Genau das haben mein Mann und ich auch an dieser Stelle diskutiert, als ich in mir diese tiefe Traurigkeit verspürt habe, dass ich mein Baby in die Betreuung gebe. Dieser Trennungsschmerz, den ich bei den beiden Großen immer weggedrückt und ignoriert habe. In dem Gespräch habe ich aber so schnell gemerkt, dass ich Zeit für mich brauche. Um meine Akkus aufzuladen, um endlich Zeit für Dinge zu haben, die schon lange liegengeblieben sind, um mich um mich selbst zu kümmern und schließlich wieder Kraft und Energie für andere Projekte zu haben, die in meinem Kopf herumwabern. Oder einfach um einmal die Zeit zu haben, um zu spüren, wie es ist, wenn man nichts erledigen muss. Müßiggang und zwar bewusst. Danach sehnte sich mein Herz und genau deshalb habe ich mich dieses Mal bewusst dafür entschieden, den Betreuungsplatz anzunehmen und die Eingewöhnung zu beginnen. Außerdem musste es ja nicht heißen, dass der Kleine 5 Tage die Woche für 8 Stunden bei der Tagesmutter ist. Ich stellte mir einen sanften Einstieg vor, wo er bis zum Mittagessen bleibt und ich ihn danach abhole. Und das auch nur an 3 Tagen die Woche. So hatte ich eine optimale Lösung für uns alle gefunden. Der Kleine konnte in die Betreuung, seine ersten Schritte ohne mich machen, ich hatte Zeit für mich, aber dann auch noch 2 exklusive Vormittage mit ihm, in denen ich dann wirklich nur für ihn Zeit habe.
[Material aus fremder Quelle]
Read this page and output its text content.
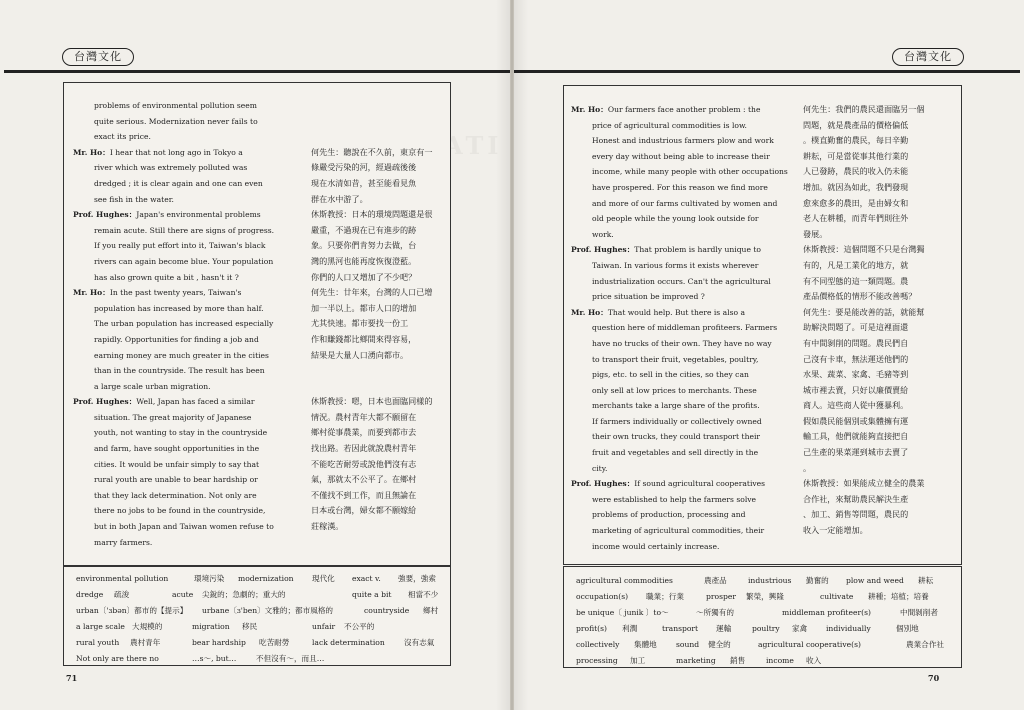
台灣文化

problems of environmental pollution seem
quite serious. Modernization never fails to
exact its price.
Mr. Ho：I hear that not long ago in Tokyo a
river which was extremely polluted was
dredged ; it is clear again and one can even
see fish in the water.
何先生：聽說在不久前，東京有一
條嚴受污染的河，經過疏後後
現在水清如昔，甚至能看見魚
群在水中游了。
Prof. Hughes：Japan's environmental problems
remain acute. Still there are signs of progress.
If you really put effort into it, Taiwan's black
rivers can again become blue. Your population
has also grown quite a bit , hasn't it ?
休斯教授：日本的環境問題還是很
嚴重，不過現在已有進步的跡
象。只要你們肯努力去做，台
灣的黑河也能再度恢復澄藍。
你們的人口又增加了不少吧？
Mr. Ho：In the past twenty years, Taiwan's
population has increased by more than half.
The urban population has increased especially
rapidly. Opportunities for finding a job and
earning money are much greater in the cities
than in the countryside. The result has been
a large scale urban migration.
何先生：廿年來，台灣的人口已增
加一半以上。都市人口的增加
尤其快速。都市要找一份工
作和賺錢都比鄉間來得容易，
結果是大量人口湧向都市。
Prof. Hughes：Well, Japan has faced a similar
situation. The great majority of Japanese
youth, not wanting to stay in the countryside
and farm, have sought opportunities in the
cities. It would be unfair simply to say that
rural youth are unable to bear hardship or
that they lack determination. Not only are
there no jobs to be found in the countryside,
but in both Japan and Taiwan women refuse to
marry farmers.
休斯教授：嗯，日本也面臨同樣的
情況。農村青年大都不願留在
鄉村從事農業，而要到都市去
找出路。若因此就說農村青年
不能吃苦耐勞或說他們沒有志
氣，那就太不公平了。在鄉村
不僅找不到工作，而且無論在
日本或台灣，婦女都不願嫁給
莊稼漢。
environmental pollution	環境污染 modernization 現代化 exact v. 強要，強索
dredge 疏浚	acute 尖銳的；急劇的；重大的	quite a bit 相當不少
urban〔'ɜbən〕都市的【提示】 urbane〔ɜ'ben〕文雅的；都市風格的	countryside 鄉村
a large scale 大規模的	migration 移民	unfair 不公平的
rural youth 農村青年	bear hardship 吃苦耐勞	lack determination	沒有志氣
Not only are there no	…s～, but…	不但沒有～，而且…
71
台灣文化
Mr. Ho：Our farmers face another problem : the
price of agricultural commodities is low.
Honest and industrious farmers plow and work
every day without being able to increase their
income, while many people with other occupations
have prospered. For this reason we find more
and more of our farms cultivated by women and
old people while the young look outside for
work.
何先生：我們的農民還面臨另一個
問題，就是農產品的價格偏低
。樸直勤奮的農民，每日辛勤
耕耘，可是當從事其他行業的
人已發跡，農民的收入仍未能
增加。就因為如此，我們發現
愈來愈多的農田，是由婦女和
老人在耕種，而青年們則往外
發展。
Prof. Hughes：That problem is hardly unique to
Taiwan. In various forms it exists wherever
industrialization occurs. Can't the agricultural
price situation be improved ?
休斯教授：這個問題不只是台灣獨
有的，凡是工業化的地方，就
有不同型態的這一類問題。農
產品價格低的情形不能改善嗎？
Mr. Ho：That would help. But there is also a
question here of middleman profiteers. Farmers
have no trucks of their own. They have no way
to transport their fruit, vegetables, poultry,
pigs, etc. to sell in the cities, so they can
only sell at low prices to merchants. These
merchants take a large share of the profits.
If farmers individually or collectively owned
their own trucks, they could transport their
fruit and vegetables and sell directly in the
city.
何先生：要是能改善的話，就能幫
助解決問題了。可是這裡面還
有中間剝削的問題。農民們自
己沒有卡車，無法運送他們的
水果、蔬菜、家禽、毛豬等到
城市裡去賣，只好以廉價賣給
商人。這些商人從中獲暴利。
假如農民能個別或集體擁有運
輸工具，他們就能夠直接把自
己生產的果菜運到城市去賣了
。
Prof. Hughes：If sound agricultural cooperatives
were established to help the farmers solve
problems of production, processing and
marketing of agricultural commodities, their
income would certainly increase.
休斯教授：如果能成立健全的農業
合作社，來幫助農民解決生產
、加工、銷售等問題，農民的
收入一定能增加。
agricultural commodities	農產品	industrious 勤奮的 plow and weed 耕耘
occupation(s) 職業；行業	prosper 繁榮，興隆	cultivate 耕種；培植；培養
be unique〔 junik 〕to～	～所獨有的	middleman profiteer(s)	中間剝削者
profit(s) 利潤	transport 運輸	poultry 家禽 individually	個別地
collectively 集體地	sound 健全的	agricultural cooperative(s)	農業合作社
processing 加工	marketing 銷售	income 收入
70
Ausgeruht und mit Lust meinen Tag mit ihm zu verbringen. Besser konnte es eigentlich nicht sein.

 

Ich denke auch dieser ganz bewusste Entscheidungsprozess mir sehr geholfen hat mein schlechtes Mama-Gewissen zu heilen und auch voll und ganz hinter meiner Entscheidung zu stehen. Genau das merkt auch mein Kleiner und ist in dieser Klarheit gut aufgehoben. Die Eingewöhnung ist also auch immer Eingewöhnung der Eltern und ich für mich kann sagen, dass ich mich sehr gut damit fühle. Es war ein Weg bis hierher, aber es hat sich gelohnt!